Revamped design of tools and student-designers in agriculture
“Campagnoles”, “press-mottes”, “grelinettes”… In the second courtyard are gathered “new” more malleable peasant tools, inspired by those before the industrial era, in a scenography by François Bauchet and Jean-Baptiste Fatrez. Finally, as a nod to the future of this theme with regard to design, the museum exhibits the proposals of students from ECAL – Ecole cantonale d’art de Lausanne – under the direction of Erwan Bouroullec, grand- sons of breeders. Installations a bit deadpan, which refresh our memory by denouncing, among other things, the stranglehold of China on bananas or the still very polluting transport of goods.

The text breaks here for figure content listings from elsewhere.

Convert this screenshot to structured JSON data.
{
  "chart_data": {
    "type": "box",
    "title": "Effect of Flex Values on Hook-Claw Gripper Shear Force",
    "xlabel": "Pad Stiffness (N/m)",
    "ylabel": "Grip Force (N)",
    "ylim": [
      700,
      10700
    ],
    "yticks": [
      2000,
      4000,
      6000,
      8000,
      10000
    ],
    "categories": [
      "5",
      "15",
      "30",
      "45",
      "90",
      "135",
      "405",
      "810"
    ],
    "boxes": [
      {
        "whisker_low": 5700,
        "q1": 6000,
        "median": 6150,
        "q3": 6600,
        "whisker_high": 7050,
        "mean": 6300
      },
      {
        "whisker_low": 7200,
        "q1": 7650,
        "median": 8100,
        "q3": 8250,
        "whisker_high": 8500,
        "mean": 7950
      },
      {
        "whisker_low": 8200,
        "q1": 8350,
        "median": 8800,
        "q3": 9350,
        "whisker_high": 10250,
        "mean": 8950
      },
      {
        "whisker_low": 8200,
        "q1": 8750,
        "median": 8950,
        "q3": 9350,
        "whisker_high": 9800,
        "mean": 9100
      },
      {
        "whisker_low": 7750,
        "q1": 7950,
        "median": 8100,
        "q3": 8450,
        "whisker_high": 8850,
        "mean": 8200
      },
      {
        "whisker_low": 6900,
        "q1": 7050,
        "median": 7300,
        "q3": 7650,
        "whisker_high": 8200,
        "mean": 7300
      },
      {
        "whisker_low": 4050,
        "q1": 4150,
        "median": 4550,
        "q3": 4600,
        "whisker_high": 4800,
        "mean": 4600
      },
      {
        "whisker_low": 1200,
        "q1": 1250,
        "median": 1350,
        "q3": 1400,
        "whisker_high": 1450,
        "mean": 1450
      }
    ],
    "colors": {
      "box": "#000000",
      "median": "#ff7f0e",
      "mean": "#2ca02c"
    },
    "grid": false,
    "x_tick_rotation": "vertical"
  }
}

Offering a prospective, original and instructive light on agriculture, the exhibition may seem complex due to its very scientific remarks and its multiple points of view, for the simple design lover. However, this presentation, which extends to certain Bordeaux farms and vineyards as well as to spaces planted, on purpose, in various districts of the city, is also the perfect illustration of the words of American designer Paul Rand, stipulating that everything was design. Everything is Design , like agriculture!
Peasant designers, agriculture in motion , Museum of Decorative Arts and Design, 39 rue Bouffard, Bordeaux (33000).
www.madd-bordeaux.fr until May 8, 2022.